全額転がしは、うまく続いた時の見た目はかなり気持ちいいですが、続けるほど難易度が上がるのに、外した時は何も残らないのがやっぱり辛い(笑)。

皆さんにも複勝転がしのリアルが伝わったのではないでしょうか?

一部転がし検証結果
セット 1戦目 2戦目 3戦目 4戦目 5戦目 最終結果 複勝1点買い
1 1,000円→1,400円 700円→910円 400円→× 1,210円 1,400円
2 1,000円→1,500円 700円→× 800円 1,500円
3 1,000円→× 0円 0円
4 1,000円→1,400円 700円→1,050円 500円→650円 300円→× 1,600円 1,400円
5 1,000円→1,300円 600円→× 700円 1,300円
6 1,000円→1,600円 800円→1,120円 500円→× 1,420円 1,600円
7 1,000円→× 0円 0円
8 1,000円→1,400円 700円→910円 400円→560円 200円→300円 100円→130円 1,900円 1,400円
9 1,000円→1,500円 700円→910円 400円→× 1,310円 1,500円
10 1,000円→1,400円 700円→× 700円 1,400円
11 1,000円→× 0円 0円
12 1,000円→1,600円 800円→1,120円 500円→650円 300円→× 1,770円 1,600円

次に、一部利確型です。

これは、当たるたびに払戻金の半分を手元に残し、残りだけを次のレースに回す方法です。

結果は・・・

  • 総投資:12,000円
  • 総払戻:11,410円
  • 収支:-590円
  • 回収率:95.1%

結果はプラスではないものの、傷はかなり浅く済みました。

一部転がしは途中で止まっても利益の一部が残ります。

そのため、5連勝まで届かなくても、全体の数字が大崩れしなかったのが非常に安心感につながりましたね。

もちろん、爆発力は落ちます。

全額転がしのように一気に伸びる感じは薄いです。

でも、複勝転がしで本当に大事なのは、派手な伸びより途中で止まった時にどれだけ残せるかです。

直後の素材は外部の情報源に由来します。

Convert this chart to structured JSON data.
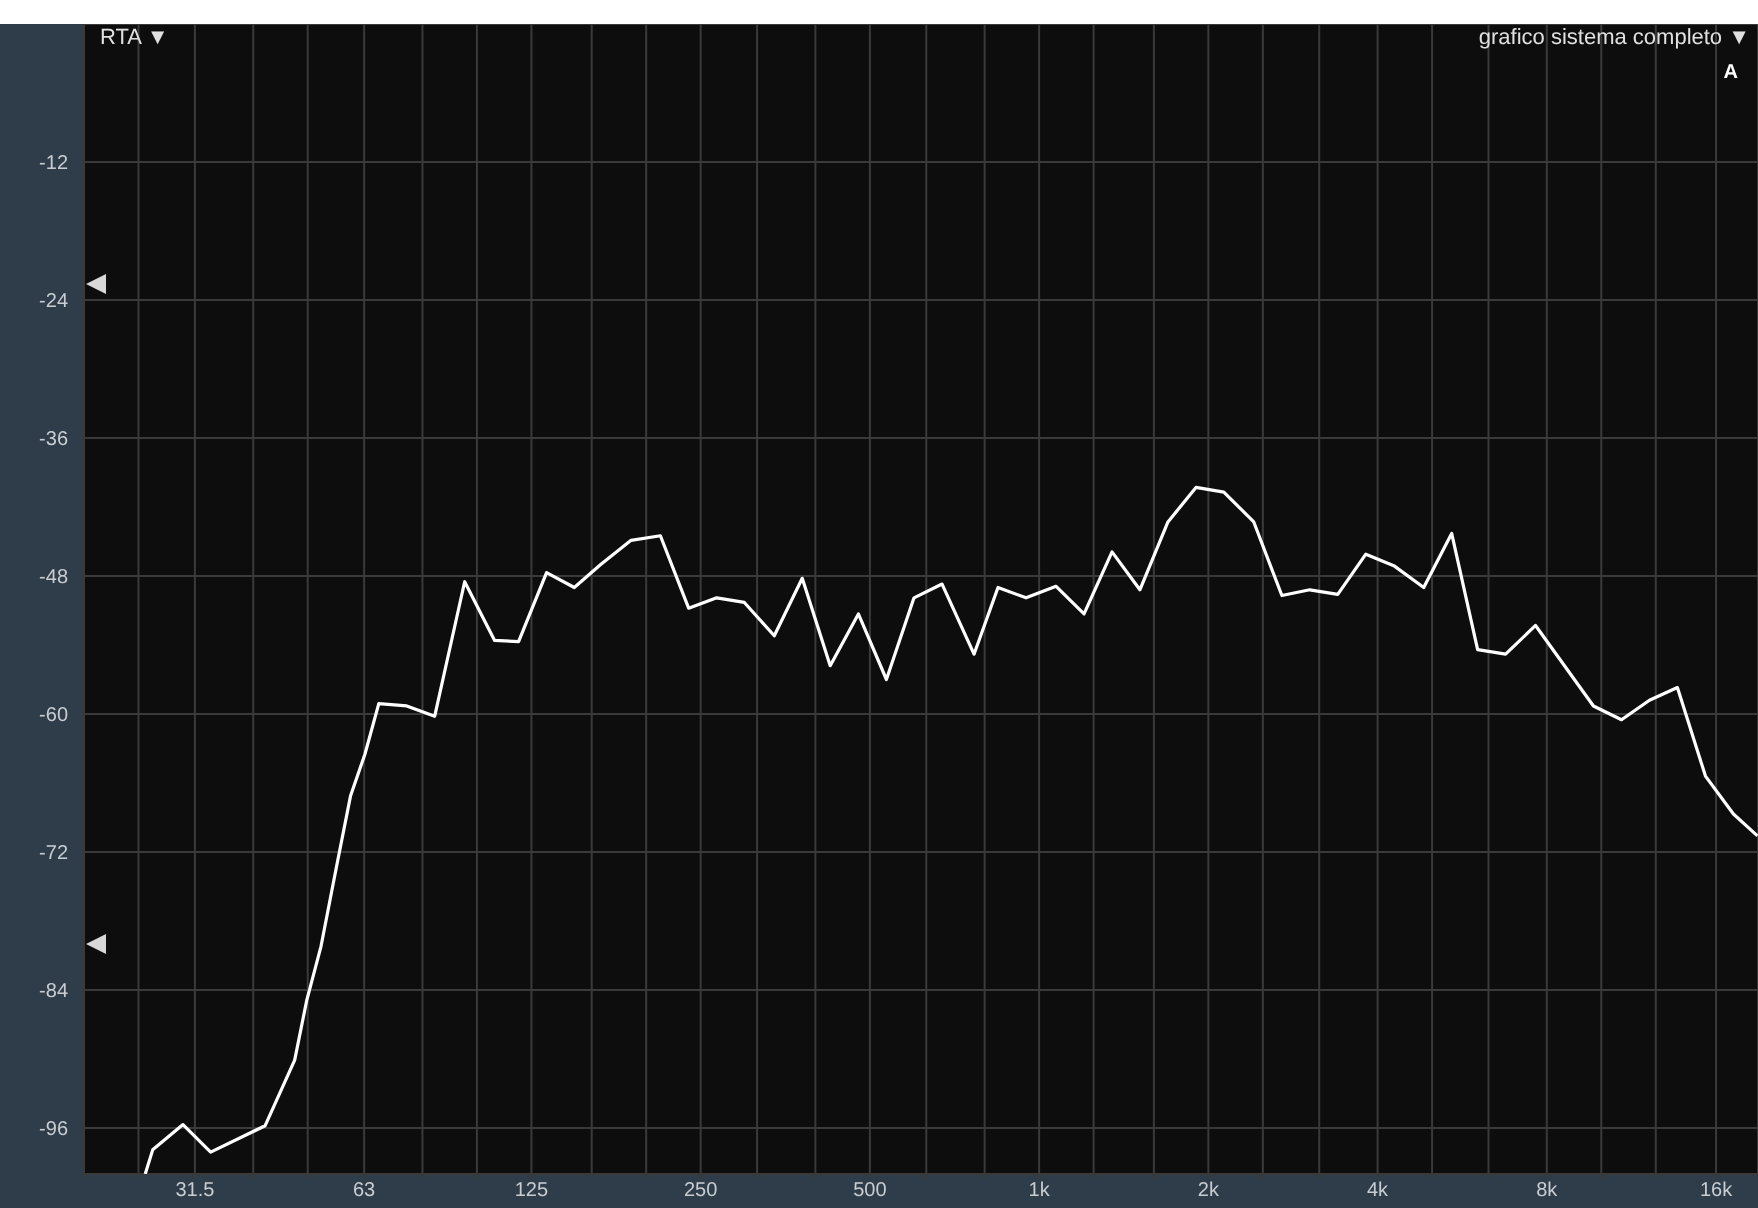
{
  "chart_data": {
    "type": "line",
    "title": "RTA ▼",
    "subtitle": "grafico sistema completo ▼",
    "annotations": [
      "A"
    ],
    "x": [
      25.7,
      26.5,
      30.0,
      33.6,
      42.0,
      47.4,
      49.8,
      52.8,
      56.3,
      59.6,
      63.2,
      66.9,
      75.0,
      84.1,
      95.1,
      107.5,
      118.6,
      133,
      149,
      166,
      188,
      212,
      238,
      267,
      299,
      338,
      379,
      425,
      477,
      535,
      599,
      672,
      766,
      845,
      948,
      1072,
      1202,
      1348,
      1511,
      1695,
      1901,
      2131,
      2409,
      2703,
      3030,
      3398,
      3812,
      4274,
      4832,
      5418,
      6026,
      6757,
      7639,
      9683,
      10864,
      12181,
      13658,
      15322,
      17180,
      18960
    ],
    "series": [
      {
        "color": "#ffffff",
        "values": [
          -100.0,
          -97.9,
          -95.7,
          -98.1,
          -95.8,
          -90.1,
          -84.9,
          -80.2,
          -73.2,
          -67.1,
          -63.5,
          -59.1,
          -59.3,
          -60.2,
          -48.5,
          -53.6,
          -53.7,
          -47.7,
          -49.0,
          -47.0,
          -44.9,
          -44.5,
          -50.8,
          -49.9,
          -50.3,
          -53.2,
          -48.2,
          -55.8,
          -51.3,
          -57.0,
          -49.9,
          -48.7,
          -54.8,
          -49.0,
          -49.9,
          -48.9,
          -51.3,
          -45.9,
          -49.2,
          -43.3,
          -40.3,
          -40.7,
          -43.3,
          -49.7,
          -49.2,
          -49.6,
          -46.1,
          -47.1,
          -49.0,
          -44.3,
          -54.4,
          -54.8,
          -52.3,
          -59.3,
          -60.5,
          -58.8,
          -57.7,
          -65.4,
          -68.7,
          -70.6
        ]
      }
    ],
    "xlim": [
      20,
      19000
    ],
    "ylim": [
      -100,
      0
    ],
    "xticks": [
      {
        "value": 20,
        "label": null
      },
      {
        "value": 25,
        "label": null
      },
      {
        "value": 31.5,
        "label": "31.5"
      },
      {
        "value": 40,
        "label": null
      },
      {
        "value": 50,
        "label": null
      },
      {
        "value": 63,
        "label": "63"
      },
      {
        "value": 80,
        "label": null
      },
      {
        "value": 100,
        "label": null
      },
      {
        "value": 125,
        "label": "125"
      },
      {
        "value": 160,
        "label": null
      },
      {
        "value": 200,
        "label": null
      },
      {
        "value": 250,
        "label": "250"
      },
      {
        "value": 315,
        "label": null
      },
      {
        "value": 400,
        "label": null
      },
      {
        "value": 500,
        "label": "500"
      },
      {
        "value": 630,
        "label": null
      },
      {
        "value": 800,
        "label": null
      },
      {
        "value": 1000,
        "label": "1k"
      },
      {
        "value": 1250,
        "label": null
      },
      {
        "value": 1600,
        "label": null
      },
      {
        "value": 2000,
        "label": "2k"
      },
      {
        "value": 2500,
        "label": null
      },
      {
        "value": 3150,
        "label": null
      },
      {
        "value": 4000,
        "label": "4k"
      },
      {
        "value": 5000,
        "label": null
      },
      {
        "value": 6300,
        "label": null
      },
      {
        "value": 8000,
        "label": "8k"
      },
      {
        "value": 10000,
        "label": null
      },
      {
        "value": 12500,
        "label": null
      },
      {
        "value": 16000,
        "label": "16k"
      }
    ],
    "yticks": [
      -12,
      -24,
      -36,
      -48,
      -60,
      -72,
      -84,
      -96
    ],
    "grid": true,
    "log": "x"
  }
}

そう考えると、一部転がしはかなり理にかなっていると感じました。

到達率
項目 結果
1戦目的中 9/12セット(75.0%)
2戦目到達後の的中 6/9セット(66.7%)
3戦目到達後の的中 3/6セット(50.0%)
4戦目到達後の的中 1/3セット(33.3%)
5連勝達成 1/12セット(8.3%)

一戦目だけなら、かなり高い精度で的中させることができました。

実際、12セット中9セットで的中しています。

しかし、そこから二戦目、三戦目、四戦目と進むにつれて、的中率は目に見えて落ちていきました。

なので、皆さんが複勝の転がしを実行する際は非常に慎重に、以下の点に注意して行っていただくことをおすすめします。

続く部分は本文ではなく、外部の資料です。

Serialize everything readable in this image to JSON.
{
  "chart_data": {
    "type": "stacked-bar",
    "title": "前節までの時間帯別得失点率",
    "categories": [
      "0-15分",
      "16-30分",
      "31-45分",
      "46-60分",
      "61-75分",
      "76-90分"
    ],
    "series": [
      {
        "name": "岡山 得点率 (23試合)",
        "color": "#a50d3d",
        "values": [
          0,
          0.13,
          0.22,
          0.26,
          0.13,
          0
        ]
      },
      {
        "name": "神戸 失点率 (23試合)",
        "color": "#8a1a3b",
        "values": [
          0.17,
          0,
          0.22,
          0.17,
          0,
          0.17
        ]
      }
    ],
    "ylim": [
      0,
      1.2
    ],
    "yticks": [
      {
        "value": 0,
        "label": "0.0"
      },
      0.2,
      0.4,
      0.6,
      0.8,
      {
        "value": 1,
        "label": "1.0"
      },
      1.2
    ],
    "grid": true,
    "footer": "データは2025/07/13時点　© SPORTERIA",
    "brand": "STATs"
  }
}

  1. 転がしを使うなら、条件がかなり揃った時だけにする
  2. やるなら全額より一部転がしにする

複勝転がしが成功したときの共通点

今回の検証で、比較的うまくいったセットにはいくつか共通点がありました。

しかも、どれも特別な裏技ではありません。

地味ですが大事な条件ばかりです。

成功した時の共通点

  • 一戦目の時点で軸馬がかなり明確だった
  • 先行力があり、大崩れしにくい馬を選べていた
  • 複勝オッズが低すぎず高すぎず、ちょうどよかった
  • 二戦目以降の候補レースも、ある程度事前に見えていた
  • そこまで転がすかが先に決まっていた

特に大きかったのは、次のレースにその場のノリで参加しなかったことです。

うまくいったセットは、最初から「次に行くならこのレース」という候補をあらかじめ見ていたと、思い返して感じました。

複勝転がしが失敗したときの共通点

一方で、負けたセットにもかなり分かりやすい特徴がありました。

失敗したときの共通点

  • 一戦目が当たったあとに、慌てて次のレースを探していた
  • 人気だからという理由が大きく、不安材料を軽く見ていた
  • 馬場や展開の読みづらさを甘く見ていた
  • 「ここまで来たならもう1回」が買う理由になっていた
  • オッズの見た目だけで、リスクとのバランスを考えられていなかった

負けた時はレースそのものより、自分の判断が少しずつ緩んでいたと感じます。

特に危ないのが「前が当たったから次もいけそう」という感覚。

でも実際には、一戦目が当たったことと、次のレースが買い時かどうかはまったく別です。

最初の冷静さを失わないことが、複勝転がしを成功させる秘訣でしょう。

複勝転がしまとめ

複勝転がしは、やっていること自体はとてもシンプルです。

当たったお金を次に回すだけ。

しかし、そんな簡単に稼げたら苦労はしません(笑)

この記事で見てきた通り、簡単そうに見えることと、実際に勝ちやすいことは別です。

改めて本記事の結論をまとめました。

まとめ

  • 複勝転がしは簡単そうに見えて難しい
  • 転がしを使うなら条件がそろった日だけ
  • 全額転がしより一部転がしの方が現実的

まず大前提として、複勝転がしはラクに増やせる買い方ではありません。

それを踏まえて複勝転がしを実践するかどうか、判断してみてください。